Depending on your bank, they may or may not charge you a small fee for using your debit card as a debit card rather than selecting the credit card option at a point of sale (POS). Check to see what your bank’s policy is for your account. Those 25 and 50 cent fees are like a whole in your packet. Also withdraw money from ATMs in your bank’s network or at the cash register of your favorite store when you pay for your purchases. If your bank charges $3 if you use an ATM outside of the network and the bank that owns the ATM charges you $3 also, you will pay 6% in fees to withdraw $100, 10% for $60, 15% for $40 and 30% for $20. If your goal is to waste money, it would be faster just to shred it.
Honorable mention: You don’t save any money
Any money that must be spent outside of your typical monthly expenditures puts you in dire straits. Any time you get a flat tire, the furnace needs repair or you receive emergency dental work, your world goes into a tail spin and you have to rob Peter to pay Paul. You start a cycle of not paying or shorting one creditor in order to pay another.
Nothing is perfect, especially life. Expect the unexpected expense. You say that you don’t have any money? Maybe you don’t. But, If you have bought any fast food, rented any movies or video games, or you’ve gone out for entertainment lately, you have extra money. You just have to decide what is more important. Just think, if you had an emergency fund of one or two thousand dollars, it would probably cover most of your typical emergencies. Pay your bank account first (your savings), then your debts along with living expenses, and then treat yourself with whatever is left over. If your means of living is hire than the average person (upper middle class and higher), increase the amount of your emergency fund. Maybe you need to save $5,000, $8,000 or more. Be honest with yourself and your situation.
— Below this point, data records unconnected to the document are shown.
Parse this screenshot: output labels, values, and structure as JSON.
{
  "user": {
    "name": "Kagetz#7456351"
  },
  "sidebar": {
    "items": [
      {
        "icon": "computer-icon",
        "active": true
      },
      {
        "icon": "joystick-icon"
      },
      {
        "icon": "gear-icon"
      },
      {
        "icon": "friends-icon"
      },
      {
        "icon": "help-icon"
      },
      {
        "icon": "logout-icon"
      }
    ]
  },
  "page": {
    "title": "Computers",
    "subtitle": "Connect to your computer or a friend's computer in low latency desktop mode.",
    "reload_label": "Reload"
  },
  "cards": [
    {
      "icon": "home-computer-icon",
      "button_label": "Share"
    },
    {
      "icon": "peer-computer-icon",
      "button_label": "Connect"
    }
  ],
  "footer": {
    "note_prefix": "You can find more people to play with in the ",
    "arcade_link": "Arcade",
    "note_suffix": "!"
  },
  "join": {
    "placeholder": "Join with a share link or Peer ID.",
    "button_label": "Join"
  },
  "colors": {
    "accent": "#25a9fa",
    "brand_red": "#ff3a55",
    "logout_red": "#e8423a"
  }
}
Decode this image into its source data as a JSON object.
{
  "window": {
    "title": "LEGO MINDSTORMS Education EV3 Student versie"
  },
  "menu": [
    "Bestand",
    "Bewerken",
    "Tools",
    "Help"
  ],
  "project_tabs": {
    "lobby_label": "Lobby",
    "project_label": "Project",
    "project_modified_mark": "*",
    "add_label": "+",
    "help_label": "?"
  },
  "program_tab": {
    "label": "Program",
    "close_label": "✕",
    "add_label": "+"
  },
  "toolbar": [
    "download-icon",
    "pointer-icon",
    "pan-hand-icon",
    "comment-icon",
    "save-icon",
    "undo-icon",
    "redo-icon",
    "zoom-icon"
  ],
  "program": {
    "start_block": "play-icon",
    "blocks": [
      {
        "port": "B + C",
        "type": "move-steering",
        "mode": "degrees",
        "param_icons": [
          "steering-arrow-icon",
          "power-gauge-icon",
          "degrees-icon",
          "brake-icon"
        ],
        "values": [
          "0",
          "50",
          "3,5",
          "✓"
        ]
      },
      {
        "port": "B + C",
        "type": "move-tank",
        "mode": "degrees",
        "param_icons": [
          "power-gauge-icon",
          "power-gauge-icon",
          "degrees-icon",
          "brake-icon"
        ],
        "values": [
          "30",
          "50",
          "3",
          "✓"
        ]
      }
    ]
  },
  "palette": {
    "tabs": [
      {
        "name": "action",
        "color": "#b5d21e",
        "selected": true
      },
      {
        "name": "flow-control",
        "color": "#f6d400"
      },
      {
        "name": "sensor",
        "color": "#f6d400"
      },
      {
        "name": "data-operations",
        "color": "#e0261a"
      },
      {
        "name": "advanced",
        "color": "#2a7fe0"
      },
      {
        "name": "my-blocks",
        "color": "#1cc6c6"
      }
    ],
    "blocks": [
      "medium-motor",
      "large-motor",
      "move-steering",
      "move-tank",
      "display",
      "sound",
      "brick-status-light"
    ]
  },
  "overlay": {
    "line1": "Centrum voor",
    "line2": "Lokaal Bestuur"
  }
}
1. Your parents never taught you how to manage your money
Your parents taught you about the birds and the bees and they taught you not to take candy from strangers. Although they instructed you in many things, they never educated you on finances. When you were a child and a grandparent or other family member gave you some money, your parents probably didn’t give you much if any instruction to go with it, like how to make your money last. So you proceeded to buy candy, toys or whatever your heart desired without an understanding of a budget.
Your parents probably didn’t teach about credit, what it is, the benefits of good credit and the consequences of bad credit. So you didn’t get a real understanding of it until you began do ruin it. And now that you are in debt, and your credit is ruined, struggling to find a way out of debt has caused you to become a subject matter expert. If you put forth a vigorous effort, you’ll be successful in reestablishing your credit worthiness. In the mean time, stop the cycle. Use your hard earned knowledge to teach your children about managing money. Give them a chance from the word go.